Push forward of the structure sheaf along covering

Let $f: X \to Y$ be a covering (proper, surjective, finite regular map) of smooth projective varieties of degree $d$. How one can show that in this case $f_* \mathcal{O}_X$ is a locally free sheaf of rank $d$?

The answer relies on the following incredibly general and simple result:

Given a finite morphism of schemes $f:X\to Y$ with $Y$ locally noetherian, the sheaf $f_*\mathcal O_X$ is locally trivial iff $f$ is flat.

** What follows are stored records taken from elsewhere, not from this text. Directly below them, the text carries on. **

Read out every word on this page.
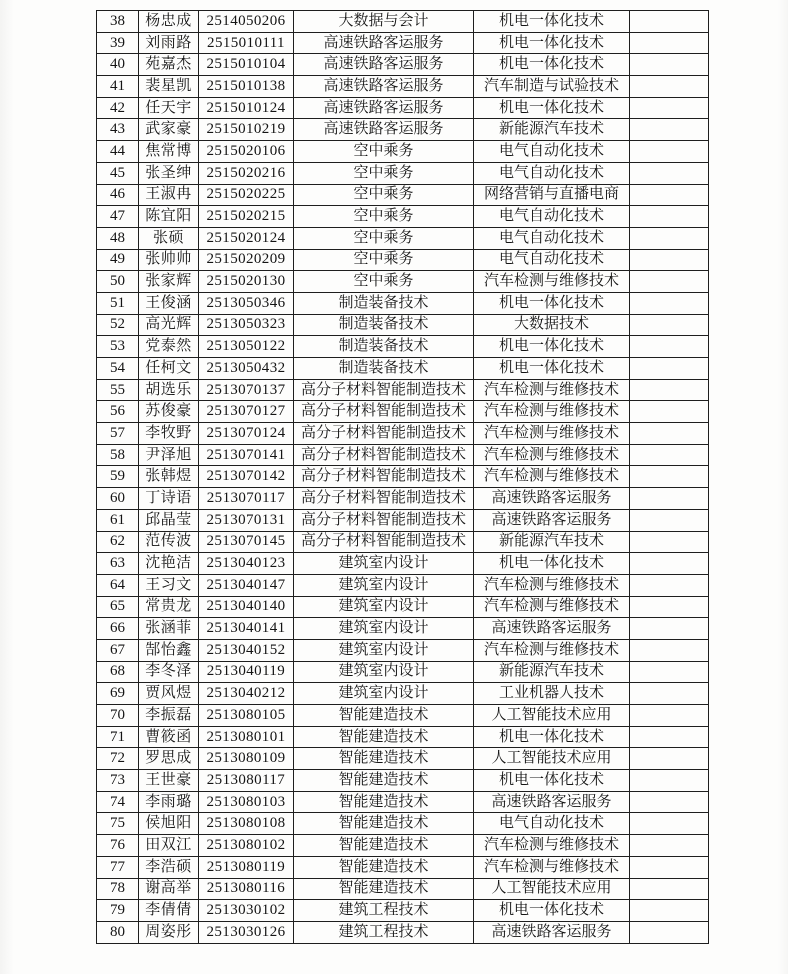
38	杨忠成	2514050206	大数据与会计	机电一体化技术	
39	刘雨路	2515010111	高速铁路客运服务	机电一体化技术	
40	苑嘉杰	2515010104	高速铁路客运服务	机电一体化技术	
41	裴星凯	2515010138	高速铁路客运服务	汽车制造与试验技术	
42	任天宇	2515010124	高速铁路客运服务	机电一体化技术	
43	武家豪	2515010219	高速铁路客运服务	新能源汽车技术	
44	焦常博	2515020106	空中乘务	电气自动化技术	
45	张圣绅	2515020216	空中乘务	电气自动化技术	
46	王淑冉	2515020225	空中乘务	网络营销与直播电商	
47	陈宜阳	2515020215	空中乘务	电气自动化技术	
48	张硕	2515020124	空中乘务	电气自动化技术	
49	张帅帅	2515020209	空中乘务	电气自动化技术	
50	张家辉	2515020130	空中乘务	汽车检测与维修技术	
51	王俊涵	2513050346	制造装备技术	机电一体化技术	
52	高光辉	2513050323	制造装备技术	大数据技术	
53	党泰然	2513050122	制造装备技术	机电一体化技术	
54	任柯文	2513050432	制造装备技术	机电一体化技术	
55	胡选乐	2513070137	高分子材料智能制造技术	汽车检测与维修技术	
56	苏俊豪	2513070127	高分子材料智能制造技术	汽车检测与维修技术	
57	李牧野	2513070124	高分子材料智能制造技术	汽车检测与维修技术	
58	尹泽旭	2513070141	高分子材料智能制造技术	汽车检测与维修技术	
59	张韩煜	2513070142	高分子材料智能制造技术	汽车检测与维修技术	
60	丁诗语	2513070117	高分子材料智能制造技术	高速铁路客运服务	
61	邱晶莹	2513070131	高分子材料智能制造技术	高速铁路客运服务	
62	范传波	2513070145	高分子材料智能制造技术	新能源汽车技术	
63	沈艳洁	2513040123	建筑室内设计	机电一体化技术	
64	王习文	2513040147	建筑室内设计	汽车检测与维修技术	
65	常贵龙	2513040140	建筑室内设计	汽车检测与维修技术	
66	张涵菲	2513040141	建筑室内设计	高速铁路客运服务	
67	郜怡鑫	2513040152	建筑室内设计	汽车检测与维修技术	
68	李冬泽	2513040119	建筑室内设计	新能源汽车技术	
69	贾风煜	2513040212	建筑室内设计	工业机器人技术	
70	李振磊	2513080105	智能建造技术	人工智能技术应用	
71	曹筱函	2513080101	智能建造技术	机电一体化技术	
72	罗思成	2513080109	智能建造技术	人工智能技术应用	
73	王世豪	2513080117	智能建造技术	机电一体化技术	
74	李雨璐	2513080103	智能建造技术	高速铁路客运服务	
75	侯旭阳	2513080108	智能建造技术	电气自动化技术	
76	田双江	2513080102	智能建造技术	汽车检测与维修技术	
77	李浩硕	2513080119	智能建造技术	汽车检测与维修技术	
78	谢高举	2513080116	智能建造技术	人工智能技术应用	
79	李倩倩	2513030102	建筑工程技术	机电一体化技术	
80	周姿彤	2513030126	建筑工程技术	高速铁路客运服务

The proof consists in quoting a result in commutative algebra: a module $M$ over a ring $R$ is flat of finite presentation iff it is finitely generated and projective
[cf. Bourbaki, Commutative Algebra, Chapter II, §5.3, Corollary 2, page 111]

Once more Mumford's brilliant aphorism applies:

Flatness is a riddle that comes out of algebra , but which technically is the answer to many prayers.

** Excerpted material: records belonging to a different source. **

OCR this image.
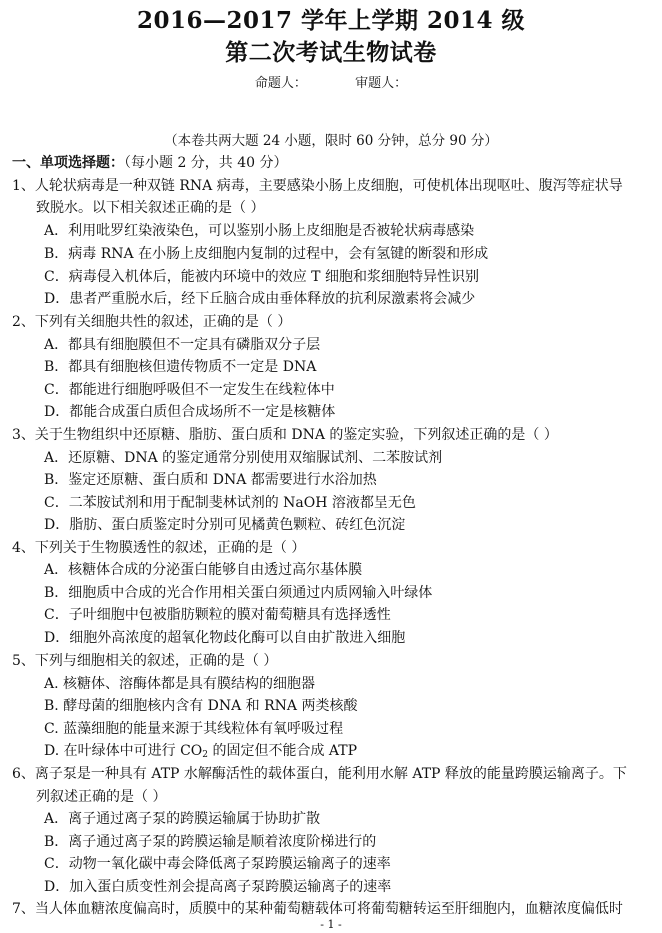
2016—2017 学年上学期 2014 级
第二次考试生物试卷
命题人：	审题人：
（本卷共两大题 24 小题，限时 60 分钟，总分 90 分）
一、单项选择题：（每小题 2 分，共 40 分）
1、人轮状病毒是一种双链 RNA 病毒，主要感染小肠上皮细胞，可使机体出现呕吐、腹泻等症状导
致脱水。以下相关叙述正确的是（ ）
A．利用吡罗红染液染色，可以鉴别小肠上皮细胞是否被轮状病毒感染
B．病毒 RNA 在小肠上皮细胞内复制的过程中，会有氢键的断裂和形成
C．病毒侵入机体后，能被内环境中的效应 T 细胞和浆细胞特异性识别
D．患者严重脱水后，经下丘脑合成由垂体释放的抗利尿激素将会减少
2、下列有关细胞共性的叙述，正确的是（ ）
A．都具有细胞膜但不一定具有磷脂双分子层
B．都具有细胞核但遗传物质不一定是 DNA
C．都能进行细胞呼吸但不一定发生在线粒体中
D．都能合成蛋白质但合成场所不一定是核糖体
3、关于生物组织中还原糖、脂肪、蛋白质和 DNA 的鉴定实验，下列叙述正确的是（ ）
A．还原糖、DNA 的鉴定通常分别使用双缩脲试剂、二苯胺试剂
B．鉴定还原糖、蛋白质和 DNA 都需要进行水浴加热
C．二苯胺试剂和用于配制斐林试剂的 NaOH 溶液都呈无色
D．脂肪、蛋白质鉴定时分别可见橘黄色颗粒、砖红色沉淀
4、下列关于生物膜透性的叙述，正确的是（ ）
A．核糖体合成的分泌蛋白能够自由透过高尔基体膜
B．细胞质中合成的光合作用相关蛋白须通过内质网输入叶绿体
C．子叶细胞中包被脂肪颗粒的膜对葡萄糖具有选择透性
D．细胞外高浓度的超氧化物歧化酶可以自由扩散进入细胞
5、下列与细胞相关的叙述，正确的是（ ）
A. 核糖体、溶酶体都是具有膜结构的细胞器
B. 酵母菌的细胞核内含有 DNA 和 RNA 两类核酸
C. 蓝藻细胞的能量来源于其线粒体有氧呼吸过程
D. 在叶绿体中可进行 $CO_2$ 的固定但不能合成 ATP
6、离子泵是一种具有 ATP 水解酶活性的载体蛋白，能利用水解 ATP 释放的能量跨膜运输离子。下
列叙述正确的是（ ）
A．离子通过离子泵的跨膜运输属于协助扩散
B．离子通过离子泵的跨膜运输是顺着浓度阶梯进行的
C．动物一氧化碳中毒会降低离子泵跨膜运输离子的速率
D．加入蛋白质变性剂会提高离子泵跨膜运输离子的速率
7、当人体血糖浓度偏高时，质膜中的某种葡萄糖载体可将葡萄糖转运至肝细胞内，血糖浓度偏低时
- 1 -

If $Y$ is smooth, any finite surjective morphism is flat and the above applies, so that $f_*\mathcal O_X$ is locally free, just as you wished.

Edit
The last assertion is a particular case of a wonderful result, aptly named by some geometers miracle flatness. It goes like this:

Let $f:X\to Y$ be a surjective morphism between varieties over a field, with $X$ Cohen-Macaulay (for example regular) and $Y$ regular. If all fibers of $f$ are of the same dimension, then $f$ is flat.

A reference for this theorem is GÖRTZ-WEDHORN, Corollary 14.128, page 475.

With your assumptions, $f$ is a flat morhism, and $H^1(X_y,\mathscr O_{X_y})=0$ for all $y\in Y$. Then the theory of cohomology and base change says that $f_\ast\mathscr O_X$ is locally free. It is rank $d$ because $d=h^0(X_y,\mathscr O_{X_y})$.

If you want a precise statement, here it is:

Suppose you have a proper morphism $f:X\to Y$, with $Y$ locally Noetherian, and a coherent $\mathscr O_X$-module $\mathscr F$, flat over $Y$. If $R^if_\ast\mathscr F=0$ for all $i\neq 0$, then $f_\ast\mathscr F$ is locally free.